Dünya’da internetin ilk defa kullanıldığı 1990’lı yıllar, Web 1.0 dönemi olarak adlandırılmıştır. Kablolu internet yapısının hakim olduğu ve HTML alt tabanlı olan siteler tarafından veri akışı sağlanan Web 1.0 devri; kullanıcıların aktif olmadığı, içerik üretemediği ve diğer kullanıcılarla etkileşime giremedikleri, sadece verilen bilgiyi okuyabildikleri bir dönem olmuştur. Yani kullanıcılar internet sitelerini ziyaret edip almak istedikleri bilgiyi edindikten sonra çıkış yapmakta, içerikler ile herhangi bir etkileşimde bulunamamakta idi.

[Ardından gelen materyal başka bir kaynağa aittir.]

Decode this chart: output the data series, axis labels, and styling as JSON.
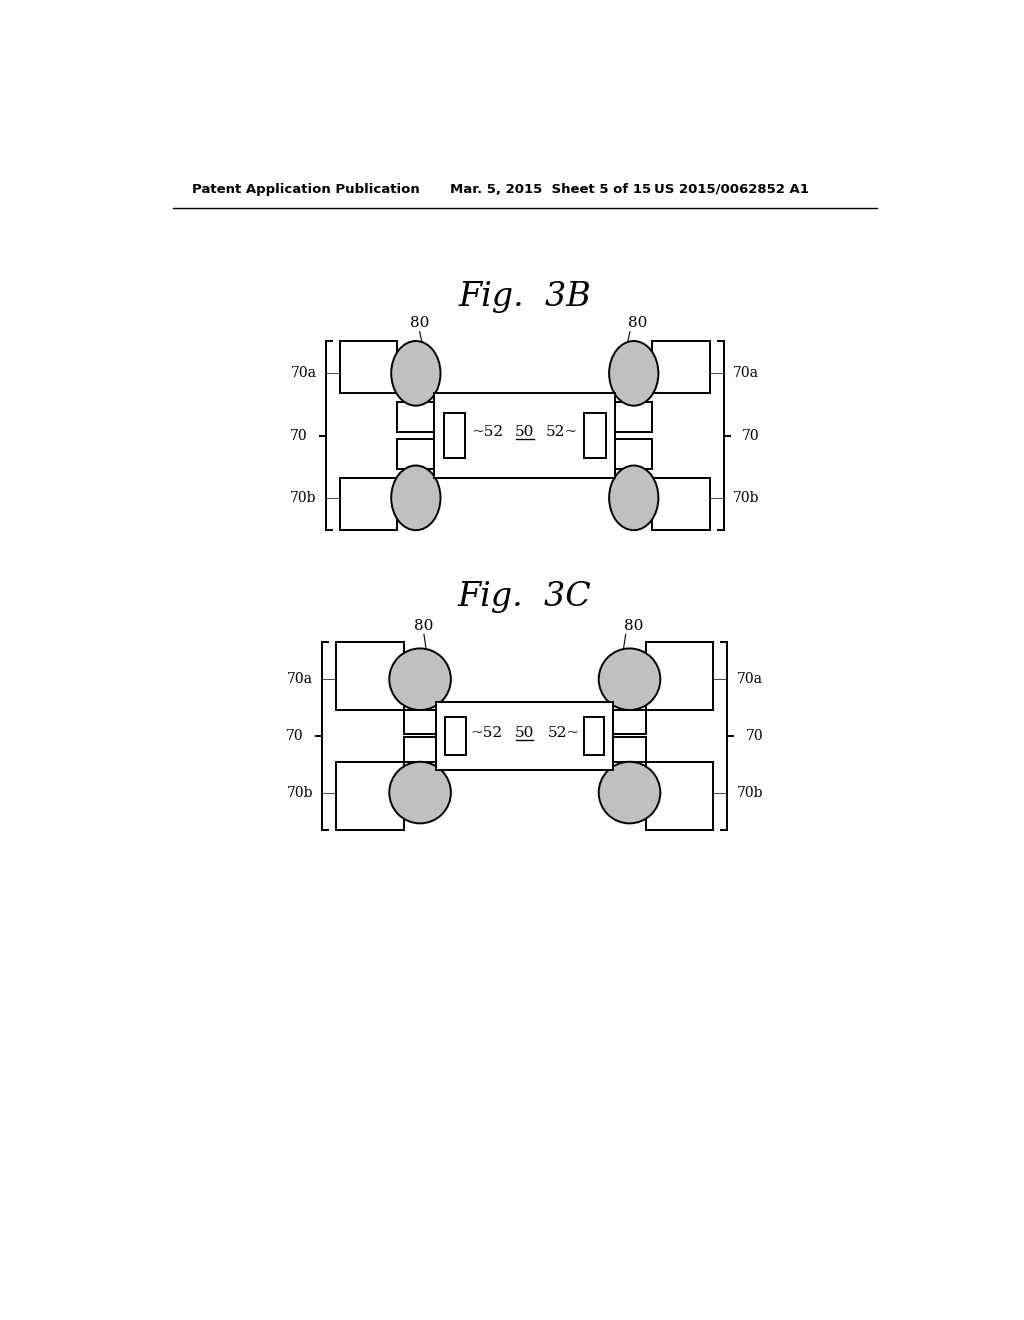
{
  "bg_color": "#ffffff",
  "header_left": "Patent Application Publication",
  "header_mid": "Mar. 5, 2015  Sheet 5 of 15",
  "header_right": "US 2015/0062852 A1",
  "fig3b_title": "Fig.  3B",
  "fig3c_title": "Fig.  3C",
  "gray_fill": "#c0c0c0",
  "line_color": "#000000",
  "lw": 1.4
}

Zaman içerisinde toplumun neredeyse tüm kesimlerinde tüketim davranışlarının değişmesiyle birlikte, Dünya’nın önde gelen teknoloji şirketleri Google, Yahoo, Msn, Amazon, Ebay gibi şirketlerinin de katıldığı bir web konferansında; web dünyasının geleceği hakkında tartışılır iken Web 2.0 kavramı ortaya atılmıştır.
Web 2.0 ile “ziyaretçi” kavramı yerini “kullanıcı” kavramına bırakmıştır. İnternet ortamında kullanıcılar, düşünce ve görüşlerini başkalarıyla paylaşmaya ve bağlantı kurmaya başladığı bir döneme geçiş yapmışlardır.

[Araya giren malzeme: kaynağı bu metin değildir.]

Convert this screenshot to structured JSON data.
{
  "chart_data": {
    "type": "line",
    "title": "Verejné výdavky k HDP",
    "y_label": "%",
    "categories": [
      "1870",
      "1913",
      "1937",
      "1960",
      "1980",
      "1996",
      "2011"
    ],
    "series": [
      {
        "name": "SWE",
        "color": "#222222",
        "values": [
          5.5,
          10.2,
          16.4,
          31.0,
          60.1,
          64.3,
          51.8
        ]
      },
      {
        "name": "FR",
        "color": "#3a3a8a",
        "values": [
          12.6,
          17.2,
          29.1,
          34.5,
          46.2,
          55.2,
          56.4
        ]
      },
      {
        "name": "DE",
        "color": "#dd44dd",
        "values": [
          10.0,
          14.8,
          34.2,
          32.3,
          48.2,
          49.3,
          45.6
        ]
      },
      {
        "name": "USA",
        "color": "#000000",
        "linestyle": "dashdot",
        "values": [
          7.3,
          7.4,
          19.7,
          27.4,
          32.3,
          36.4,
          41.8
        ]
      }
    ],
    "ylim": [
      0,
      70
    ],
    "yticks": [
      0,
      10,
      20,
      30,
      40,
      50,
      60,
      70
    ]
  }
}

Kullanıcı ihtiyaçları doğrultusunda günümüzde çok fazla kullanmakta olduğumuz ortak veri paylaşımı esaslı platformlar ortaya çıkarak gelişim göstermeyi sürdürmüştür. Google Maps, Google Docs, Flickr, YouTube, Wikipedia, WordPress, Facebook, Twitter ve Podcast platformları da bu dönemin başlangıcı ile ortaya çıkan ağlardan bazılarıdır.

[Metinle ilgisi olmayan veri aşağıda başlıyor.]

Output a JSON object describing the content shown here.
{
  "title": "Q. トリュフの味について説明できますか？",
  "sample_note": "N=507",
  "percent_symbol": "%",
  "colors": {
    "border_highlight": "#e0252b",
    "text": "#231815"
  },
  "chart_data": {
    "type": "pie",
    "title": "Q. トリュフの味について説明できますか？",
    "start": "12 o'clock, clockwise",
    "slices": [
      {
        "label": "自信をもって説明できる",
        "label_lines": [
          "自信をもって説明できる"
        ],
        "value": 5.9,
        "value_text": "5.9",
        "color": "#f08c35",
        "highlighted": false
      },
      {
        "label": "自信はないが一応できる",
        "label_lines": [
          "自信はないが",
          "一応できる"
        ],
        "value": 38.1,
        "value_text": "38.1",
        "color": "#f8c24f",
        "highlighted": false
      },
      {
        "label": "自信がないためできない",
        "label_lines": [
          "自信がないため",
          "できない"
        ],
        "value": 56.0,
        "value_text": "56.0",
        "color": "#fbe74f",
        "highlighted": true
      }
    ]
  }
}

Her şey olağan seyrinde devam ederken, günümüzdeki insanın bu teknolojiye tamamen adapte olması ile gerçeğin akışını değiştirebilecek kadar bilgi kirliliği, veri ihlalleri ve siber saldırılar yaşanmaya başlamıştır.
Gerçek ve değiştirilemez bilgi anlayışı ile birlikte ise yalnızca bilgisayarların anlayabildiği ve yorumlayabileceği bir sistem olan web 3.0 ile ilgili vizyon arayışlarına başlamış olduk. Finans dünyasındaki kripto paraların hareketlenmesi ve Metaverse gündemi, Web 3.0’ı yeniden gündeme getirmiş oldu.
Web 3.0’ı Diğerlerinden Farklı Kılan Ne Olacak?
Semantik web olarak da adlandırılan Web 3.0, bilinenin aksine günümüzde kullanılmaktadır. Hatta Wolfram Alpha ve Apple’s Siri bu sürümde geliştirilen bir kaç uygulama örneğidir. Bununla birlikte Web 3.0, sadece deneysel aşamada olduğu için tüm ağlara entegre edilebilmiş durumda değildir.
Hala geliştirilmekte olan Web 3.0’ın diğer sürümlerin aksine bilinen bir yaratıcısı da bulunmamaktadır. Genel olarak Etherium, EOS ve TRON gibi blockchain akıllı sözleşme platformları, Web 3.0’ın fikir öncüsü olarak kabul edilmektedir.
Blockchain teknolojisi gibi merkezi olmayan protokoller aracılığıyla çalışacak bu sistemi önceki versiyonlarından farklı kılan en önemli yanlarından biri de, insanlar ve yazılımlar arasında anlamsal ilişkiler kurgulayabilmesidir. Bunun nedeni ise Web 3.0 makinelerinin, veriler üzerinden aktarılan duyguları okuyup hepsini anlamlı verilere dönüştürüyor oluşudur.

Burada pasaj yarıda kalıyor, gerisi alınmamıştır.